Beethoven Symphonies No 3 & 8

A lean and lively approach for athletic Beethoven fans

Record and Artist Details

Composer or Director: Ludwig van Beethoven

Genre:

Orchestral

Label: Red Seal

Media Format: Super Audio CD

Media Runtime: 70

Mastering:

Stereo
DDD

Catalogue Number: 88697 00655-2

Tracks:

Composition Artist Credit
Symphony No. 3, 'Eroica' Ludwig van Beethoven, Composer
Deutsche Kammerphilharmonie, Bremen
Ludwig van Beethoven, Composer
Paavo Järvi, Conductor
Symphony No. 8 Ludwig van Beethoven, Composer
Deutsche Kammerphilharmonie, Bremen
Ludwig van Beethoven, Composer
Paavo Järvi, Conductor
Urgency is the keyword here, a quality underlined in part by the use of a virtuoso chamber orchestra and also by the close, warm acoustic. Jarvi presses hard and keeps Beethoven’s rhythmic subsidiary writing vividly within the frame: accents slam home without rupturing the textures and my only minor complaint about the balance concerns the first movement of the Eighth where the timpani tend to hog climaxes so that the full harmonic flavour of Beethoven’s chords is obscured. In the finale the battle-happy timps are even more fiercely assertive, but to thrilling effect, and in the finale’s development section Jarvi is careful to keep the important repeated notes on woodwinds clearly audible.

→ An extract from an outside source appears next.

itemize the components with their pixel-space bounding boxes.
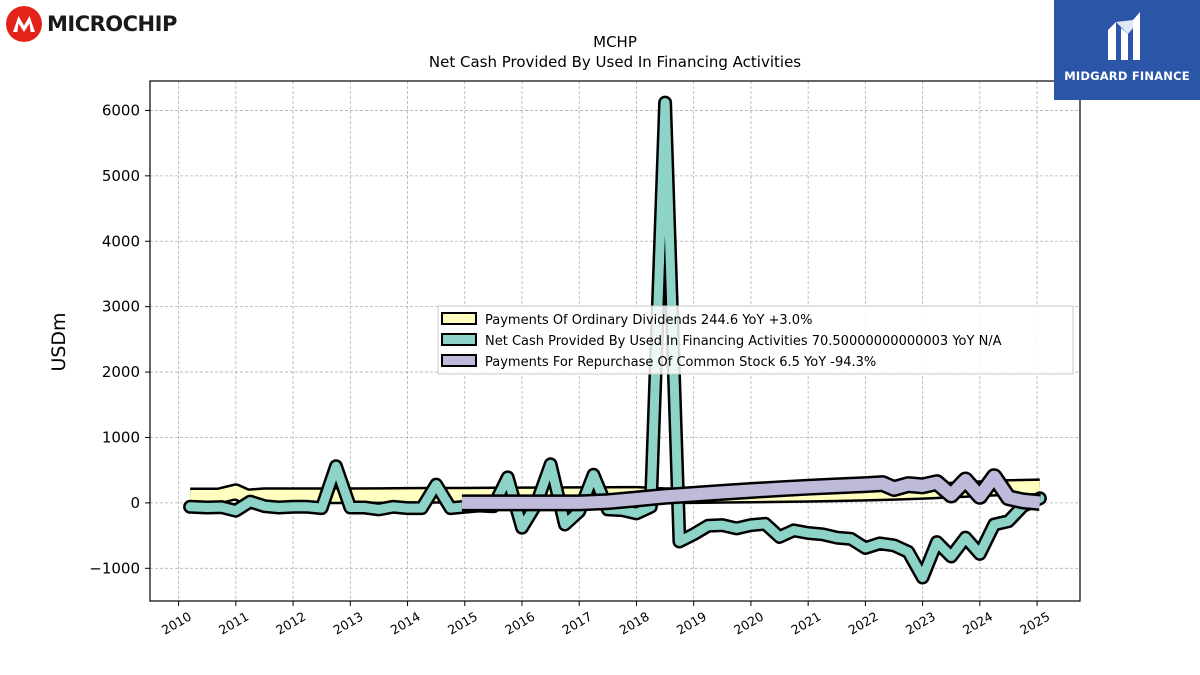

I like the Eroica’s bouncy, well sprung first movement and the perky woodwinds near the start of the development section (a very characterful bassoon), also the layer-upon-layer build-up at the start of the same movement’s coda. Barenreiter’s urtext is used and there are certain textual variations from the norm, for example the solo strings (rather than tutti) near the beginning of the Eroica’s finale (from 1'20") and the solo cello in the Trio of the Eighth. The Eroica’s Funeral March is more pensive than tragic but pretty powerful, and I’d say that if you’re after an athletically built, incisively played Eroica, one that’s light on its feet but that isn’t too obviously indebted to period-instrument conventions, Jarvi may well be your man. He’s certainly his own man and both performances gave me considerable pleasure.

As to rival versions, Mackerras (SCO, Hyperion, A/07) is marginally more relaxed, Dausgaard’s Swedish Chamber recordings (Simax, 9/06) display parallel virtues to Jarvi, and Skrowaczewski’s (Oehms) is a much-underrated cycle and closer to a more formal, “central” Beethoven style. But in the digital field Jarvi’s disc certainly holds its own, though the recordings are by no means new: the Eroica was taped two years ago and the Eighth three years ago. It would be interesting to know if this is yet another cycle in the making.